Tous lobbyists ?
Quelle définition donner au terme ''lobbyiste'' ? La question divise. Fondée en 1991, la principale association de lobbyistes en France, l'Association Française des Conseils en Lobbying et affaires publiques (AFCL) livre une définition officielle sur son site internet. L'article 1 du code de déontologie des lobbyistes français stipule sobrement que le conseil en lobbying ou lobbyiste conseille des entreprises, associations ou collectivités territoriales dans la défense de leurs droits et intérêts auprès d'organismes susceptibles de prendre des décisions les affectant, au moyen de la diffusion d'une information rigoureuse, reflet de l'état des connaissances disponibles. Pour le député Jean-Pierre Roux, venu soutenir le lancement de ''l'appel des 18'', il y a plusieurs types de lobbying. Membre de l'association Anticor, une structure transpartisane rassemblant des élus de droite et de gauche, il relativise : Demain si je coopte la candidature d'un jeune étudiant auprès d'un collègue susceptible de pouvoir l'embaucher, c'est aussi du lobbying !. Toutefois les enjeux ne sont pas toujours les mêmes…
Yvelyne Nicolas, pour sa part, souligne à quel point le sujet est d'actualité : Alors que la loi du Grenelle 1 est en discussion, nous voyons bien l'influence néfaste de ceux qui, en matière d'énergie ou d'agriculture par exemple, détricottent aujourd'hui le formidable travail collectif réalisé l'an passé.

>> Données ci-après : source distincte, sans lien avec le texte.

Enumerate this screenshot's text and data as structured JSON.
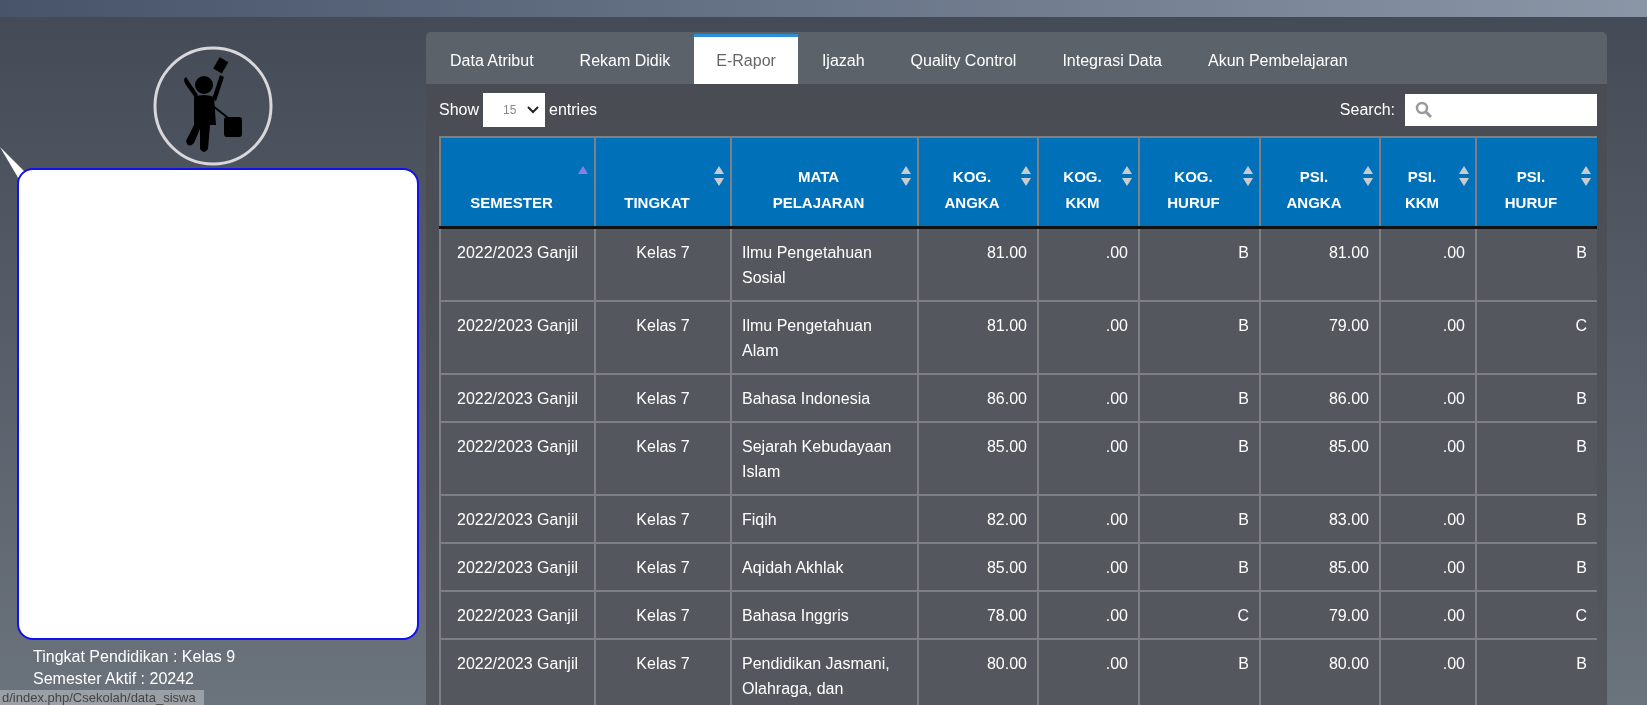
{
  "profile": {
    "details": [
      "Tingkat Pendidikan : Kelas 9",
      "Semester Aktif : 20242"
    ]
  },
  "status_url": "d/index.php/Csekolah/data_siswa",
  "tabs": [
    {
      "label": "Data Atribut",
      "selected": false
    },
    {
      "label": "Rekam Didik",
      "selected": false
    },
    {
      "label": "E-Rapor",
      "selected": true
    },
    {
      "label": "Ijazah",
      "selected": false
    },
    {
      "label": "Quality Control",
      "selected": false
    },
    {
      "label": "Integrasi Data",
      "selected": false
    },
    {
      "label": "Akun Pembelajaran",
      "selected": false
    }
  ],
  "length_menu": {
    "label_before": "Show",
    "value": "15",
    "label_after": "entries"
  },
  "search": {
    "label": "Search:"
  },
  "table": {
    "columns": [
      {
        "label": "SEMESTER",
        "sorted": true
      },
      {
        "label": "TINGKAT",
        "sorted": false
      },
      {
        "label": "MATA PELAJARAN",
        "sorted": false
      },
      {
        "label": "KOG. ANGKA",
        "sorted": false
      },
      {
        "label": "KOG. KKM",
        "sorted": false
      },
      {
        "label": "KOG. HURUF",
        "sorted": false
      },
      {
        "label": "PSI. ANGKA",
        "sorted": false
      },
      {
        "label": "PSI. KKM",
        "sorted": false
      },
      {
        "label": "PSI. HURUF",
        "sorted": false
      }
    ],
    "rows": [
      [
        "2022/2023 Ganjil",
        "Kelas 7",
        "Ilmu Pengetahuan Sosial",
        "81.00",
        ".00",
        "B",
        "81.00",
        ".00",
        "B"
      ],
      [
        "2022/2023 Ganjil",
        "Kelas 7",
        "Ilmu Pengetahuan Alam",
        "81.00",
        ".00",
        "B",
        "79.00",
        ".00",
        "C"
      ],
      [
        "2022/2023 Ganjil",
        "Kelas 7",
        "Bahasa Indonesia",
        "86.00",
        ".00",
        "B",
        "86.00",
        ".00",
        "B"
      ],
      [
        "2022/2023 Ganjil",
        "Kelas 7",
        "Sejarah Kebudayaan Islam",
        "85.00",
        ".00",
        "B",
        "85.00",
        ".00",
        "B"
      ],
      [
        "2022/2023 Ganjil",
        "Kelas 7",
        "Fiqih",
        "82.00",
        ".00",
        "B",
        "83.00",
        ".00",
        "B"
      ],
      [
        "2022/2023 Ganjil",
        "Kelas 7",
        "Aqidah Akhlak",
        "85.00",
        ".00",
        "B",
        "85.00",
        ".00",
        "B"
      ],
      [
        "2022/2023 Ganjil",
        "Kelas 7",
        "Bahasa Inggris",
        "78.00",
        ".00",
        "C",
        "79.00",
        ".00",
        "C"
      ],
      [
        "2022/2023 Ganjil",
        "Kelas 7",
        "Pendidikan Jasmani, Olahraga, dan",
        "80.00",
        ".00",
        "B",
        "80.00",
        ".00",
        "B"
      ]
    ]
  }
}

Pour elle, comme pour tous ceux qui lancent cet appel citoyen, la définition du lobbying est donc simple : Il y a ceux qui agissent en fonction de l'intérêt général, aux faibles moyens financiers, et il y a les autres qui protègent eux des intérêts particuliers grâce à de gros investissements…
Des méthodes douteuses
Catherine Lemorton, député de Haute-Garonne, pharmacienne de formation, chargée de rédiger début 2008 un rapport d'information sur la prescription, la consommation et la fiscalité des médicaments, est venue témoigner devant ''le collectif des 18'' des pressions nombreuses dont elle fut victime récemment : Ces acteurs d'influence, payés par les groupes pharmaceutiques, ont harcellé mon secrétariat pour m'inviter à des réunions, au restaurant... A l'époque, ces VRP très spéciaux, aux méthodes bien rôdées voulaient infléchir le budget 2009 de la Sécurité sociale et ainsi influencer les parlementaires et faire passer des amendements pro domo. Des manoeuvres dénoncées également dans un livre (Députés sous influences, Le vrai pouvoir des lobbies à l'Assemblée nationale de V.Nouzille et H.Constanty, Fayard), brandi pendant la conférence de presse par un membre d'Anticor qui témoigne à son tour : Aujourd'hui les approches se diversifient. Tous les moyens sont bons : le clubbing, le colloquing, la bonne table, la tribune lors d'un colloque de scientifiques qu'ils sponsorisent ou les pressions psychologiques…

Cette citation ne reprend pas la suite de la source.